600 yıllık imparatorluğun ardından kurulan ve henüz 100 yıllık mazisi olan cumhuriyetin ilanı yüzüncü yılına yakışır görkemde devlet tarafından kutlanmıyor diye tepki gösteriyoruz.  Peki, kutlansaydı memnun olacak mıydık? Öyle bir ikiyüzlülükle karşılaşsaydık bu sefer “cumhuriyetten geriye ne kaldı ki, sadece kutlamayla oluyor mu” diyecektik.

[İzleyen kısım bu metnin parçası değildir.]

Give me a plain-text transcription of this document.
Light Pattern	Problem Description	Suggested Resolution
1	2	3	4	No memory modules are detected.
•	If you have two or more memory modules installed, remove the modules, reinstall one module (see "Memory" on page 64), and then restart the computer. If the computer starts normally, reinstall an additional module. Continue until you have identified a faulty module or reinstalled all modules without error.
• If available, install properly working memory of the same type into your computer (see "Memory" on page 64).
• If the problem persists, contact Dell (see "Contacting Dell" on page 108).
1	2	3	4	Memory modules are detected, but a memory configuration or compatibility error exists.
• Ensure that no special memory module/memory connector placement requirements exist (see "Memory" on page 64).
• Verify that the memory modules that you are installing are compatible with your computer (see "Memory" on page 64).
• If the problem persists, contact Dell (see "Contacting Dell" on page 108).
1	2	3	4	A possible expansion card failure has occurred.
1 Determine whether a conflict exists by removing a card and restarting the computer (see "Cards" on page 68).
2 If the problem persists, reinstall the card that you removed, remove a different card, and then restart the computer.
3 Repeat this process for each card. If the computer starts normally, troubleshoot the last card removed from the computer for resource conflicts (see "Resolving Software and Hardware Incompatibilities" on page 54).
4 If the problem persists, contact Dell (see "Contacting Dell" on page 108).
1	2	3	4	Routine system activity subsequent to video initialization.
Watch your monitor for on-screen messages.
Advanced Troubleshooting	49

Resepsiyonlarına burun kıvıracak, konserlerine çıkan sanatçılarla alay edecektik. E onlar da kutlamıyorlar işte. Bakmayın bizimle açıkça alay etmiyorlar. Atatürk Hava Alanı’nı dümdüz ettik gıkınız çıkmadı, Atatürk Orman Çiftliği arazisine saray yaptık onu da kabullendiniz. Üniversiteleri bilim yuvası olmaktan çıkardık eş dost akraba makam ve unvan sahibi oldu sayemizde ona da itiraz yok. Fabrikaları sattık, kurumların içini boşalttık vs. vs. biliyoruz işte yirmi yıldır başımızdaki derdi. Sahi cumhuriyetten geriye kutlayacak bir şey kaldı mı?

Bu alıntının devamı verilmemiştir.